Corso packte das Manuskript wieder ein, und ich begleitete ihn zur Wohnungstür. Im Flur, wo die Porträts von Stendhal, Joseph Conrad und Valle-Inclan finster auf die scheußliche Lithographie hinausblicken, die auf Beschluß der Hausbewohner und gegen meine Stimme vor ein paar Monaten im Treppenhaus aufgehängt worden war, blieb er stehen, um mir die Hand zu schütteln.
Erst in diesem Moment fand ich den Mut, mit meiner Frage herauszurücken: »Ich muß Ihnen gestehen, daß ich gerne wüßte, wo Sie das Manuskript herhaben.

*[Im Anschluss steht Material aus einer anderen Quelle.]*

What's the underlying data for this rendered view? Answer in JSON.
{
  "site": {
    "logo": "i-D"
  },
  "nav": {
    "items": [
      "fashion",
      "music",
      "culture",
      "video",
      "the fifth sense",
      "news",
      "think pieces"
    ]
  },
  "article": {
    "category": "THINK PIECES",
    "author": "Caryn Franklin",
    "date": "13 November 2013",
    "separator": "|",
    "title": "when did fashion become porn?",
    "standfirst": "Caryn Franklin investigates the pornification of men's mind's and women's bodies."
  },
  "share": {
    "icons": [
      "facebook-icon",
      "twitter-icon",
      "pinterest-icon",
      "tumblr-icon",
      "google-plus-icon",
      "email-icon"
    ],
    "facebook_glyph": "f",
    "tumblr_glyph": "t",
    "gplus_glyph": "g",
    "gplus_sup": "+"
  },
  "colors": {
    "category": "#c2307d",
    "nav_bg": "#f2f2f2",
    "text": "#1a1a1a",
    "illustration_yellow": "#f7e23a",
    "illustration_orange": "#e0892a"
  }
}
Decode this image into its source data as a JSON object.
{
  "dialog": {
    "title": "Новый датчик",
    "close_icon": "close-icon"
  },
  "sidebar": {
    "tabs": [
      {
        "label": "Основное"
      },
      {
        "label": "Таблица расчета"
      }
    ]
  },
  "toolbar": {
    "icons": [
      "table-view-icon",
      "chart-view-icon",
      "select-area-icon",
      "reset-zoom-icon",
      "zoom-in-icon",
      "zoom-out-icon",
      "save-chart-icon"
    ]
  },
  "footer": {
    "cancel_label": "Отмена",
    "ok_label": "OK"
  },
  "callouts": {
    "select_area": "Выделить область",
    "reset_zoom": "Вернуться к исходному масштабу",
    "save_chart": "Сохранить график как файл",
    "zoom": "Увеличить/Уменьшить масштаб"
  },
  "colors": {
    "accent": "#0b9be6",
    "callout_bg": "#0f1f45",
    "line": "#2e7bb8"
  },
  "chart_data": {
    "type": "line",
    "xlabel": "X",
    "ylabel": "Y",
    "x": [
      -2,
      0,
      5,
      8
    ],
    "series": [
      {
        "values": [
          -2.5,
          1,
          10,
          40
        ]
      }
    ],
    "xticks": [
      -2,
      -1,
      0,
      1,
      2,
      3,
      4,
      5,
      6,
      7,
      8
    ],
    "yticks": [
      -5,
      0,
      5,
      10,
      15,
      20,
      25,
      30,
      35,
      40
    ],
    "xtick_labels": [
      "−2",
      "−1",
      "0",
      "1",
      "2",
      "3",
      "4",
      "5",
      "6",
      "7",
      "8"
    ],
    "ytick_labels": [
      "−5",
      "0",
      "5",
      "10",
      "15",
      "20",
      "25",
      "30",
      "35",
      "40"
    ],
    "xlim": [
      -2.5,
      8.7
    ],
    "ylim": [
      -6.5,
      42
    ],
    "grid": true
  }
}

Sie haben mich neugierig gemacht.«
Er zögerte, bevor er etwas erwiderte. Zweifellos wägte er das Pro und Kontra einer Antwort ab. Aber ich hatte ihn freundlich empfangen, und er stand in meiner Schuld. Außerdem mußte er womöglich noch einmal auf mich zurückkommen, so daß ihm keine andere Wahl blieb.
»Vielleicht kennen Sie ihn«, erwiderte er schließlich. »Mein Kunde hat es einem gewissen Taillefer abgekauft.«
Ich erlaubte mir, ein überraschtes Gesicht zu machen, freilich ohne zu übertreiben.
»Enrique Taillefer? Der Verleger?«
Sein Blick schweifte durch die Diele, schließlich bewegte er einmal den Kopf, von oben nach unten. »Genau der.«
Wir schwiegen beide. Corso zuckte die Schultern, und ich wußte sehr gut, warum. Der Grund dafür stand im Nachrichtenteil sämtlicher Tageszeitungen: Enrique Taillefer war seit einer Woche tot. Man hatte ihn erhängt im Wohnzimmer seines Appartements gefunden: den Gürtel seines seidenen Morgenmantels um den Hals, die Füße im Leeren baumelnd, über einem aufgeschlagenen Buch und den Scherben einer Blumenvase.
Einige Zeit später, als alles vorbei war, erklärte sich Corso bereit, mir den Rest der Geschichte zu erzählen. So kann ich jetzt ziemlich genau gewisse Einzelheiten rekonstruieren, obwohl ich sie nicht persönlich erlebt habe: die Verkettung von Umständen, die zu dem bitteren Ende führten, und die Auflösung des Rätsels um den Club Dumas. Dank der Hinweise des Bücherjägers kann ich in dieser Geschichte den Doktor Watson spielen und Ihnen erzählen, daß die folgende Szene eine Stunde nach unserer Begegnung stattfand, und zwar in Makarovas Bar.
Flavio La Ponte schüttelte sich das Wasser vom Mantel, stützte neben Corso die Ellbogen auf den Tresen und bestellte sich ein Glas Bier, während er langsam wieder Atem schöpfte. Dann sah er grimmig und zufrieden auf die Straße hinaus, als habe er sie unter dem Feuer von Heckenschützen überquert. Es schüttete sintflutartig.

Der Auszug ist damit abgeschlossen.